The timing of yesterday's announcement was linked to the Communist Party Congress which starts on Friday, a gathering which takes place only once every five years. The run-up to the congress is a time for China to clear the decks of political embarrassments. President Jiang Zemin, who needs this congress to put the seal on his supreme leadership status, will hope to improve his popularity by taking action against Mr Chen.

In surveys, Chinese people regularly put the country's endemic corruption top of their list of grievances. The 1995 toppling of Mr Chen, who had taken a high-profile role in Peking against the democracy movement of 1989, was applauded but cynicism soon took hold when no criminal proceedings were taken. Ordinary Chinese will now wait to see whether the case will come to court.

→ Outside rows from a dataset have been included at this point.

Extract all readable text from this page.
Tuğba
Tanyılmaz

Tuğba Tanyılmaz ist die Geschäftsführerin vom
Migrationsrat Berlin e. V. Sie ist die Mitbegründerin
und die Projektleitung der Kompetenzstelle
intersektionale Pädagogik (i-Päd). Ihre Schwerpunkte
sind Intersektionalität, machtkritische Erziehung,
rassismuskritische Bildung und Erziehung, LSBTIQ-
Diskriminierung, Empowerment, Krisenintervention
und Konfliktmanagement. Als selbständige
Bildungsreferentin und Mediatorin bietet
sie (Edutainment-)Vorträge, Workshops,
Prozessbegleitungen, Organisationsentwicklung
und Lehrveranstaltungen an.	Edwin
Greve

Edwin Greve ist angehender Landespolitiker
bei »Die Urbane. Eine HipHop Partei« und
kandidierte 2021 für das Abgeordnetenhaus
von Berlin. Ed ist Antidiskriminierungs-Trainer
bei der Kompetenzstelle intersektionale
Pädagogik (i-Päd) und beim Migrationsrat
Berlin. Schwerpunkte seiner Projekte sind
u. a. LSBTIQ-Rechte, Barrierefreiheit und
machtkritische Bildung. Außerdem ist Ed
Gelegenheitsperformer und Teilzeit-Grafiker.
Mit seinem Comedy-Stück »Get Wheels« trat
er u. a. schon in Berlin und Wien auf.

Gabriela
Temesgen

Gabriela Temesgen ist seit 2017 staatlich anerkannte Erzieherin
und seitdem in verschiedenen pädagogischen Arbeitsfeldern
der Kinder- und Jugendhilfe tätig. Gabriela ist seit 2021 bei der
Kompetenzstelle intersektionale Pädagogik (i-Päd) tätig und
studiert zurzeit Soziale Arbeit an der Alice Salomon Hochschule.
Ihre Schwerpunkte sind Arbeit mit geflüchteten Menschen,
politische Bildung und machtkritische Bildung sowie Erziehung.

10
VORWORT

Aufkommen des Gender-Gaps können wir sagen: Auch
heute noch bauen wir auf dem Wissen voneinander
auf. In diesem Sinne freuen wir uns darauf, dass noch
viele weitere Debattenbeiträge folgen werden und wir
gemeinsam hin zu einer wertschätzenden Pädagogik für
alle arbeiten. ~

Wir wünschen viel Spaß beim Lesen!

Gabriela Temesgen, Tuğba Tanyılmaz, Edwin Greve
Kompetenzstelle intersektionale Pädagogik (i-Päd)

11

Last month, Mr Chen's son, Chen Xiaotong, was jailed for 12 years for "economic crimes" and the sentence was widely seen as an indirect way of punishing a father who still boasts the protection of high-level connections.

Popular disgust with corruption within the Communist Party is one of many challenges to its authority these days. People complain that they are powerless to fight back against corrupt officials. As a result, there are hints that this congress may see Mr Jiang making a cautious call for political reform to appease public opinion and introduce some accountability into party structures. Liu Ji, a senior adviser to President Jiang Zemin, recently publicly called on the Communist Party to "advance reform of the political system".

At the beginning of this month, Mr Liu was quoted as saying: "When the people have enough food to eat and enough clothes to keep warn and as cultural standards increase, they will then want to express their opinions. The people wanting to take part in political thinking is a good thing, it is a sign of the prosperity and strength of the nation and is also a tide of the age that cannot be turned back." Political reform had lagged far behind economic change, he pointed out.

Such sentiments have not been expressed publicly by officials for almost a decade in China. The question is whether China is willing to restart the political reform debate which was under way until the Tiananmen massacre. Party liberals may feel they can again call for more democracy and accountability within the party structures.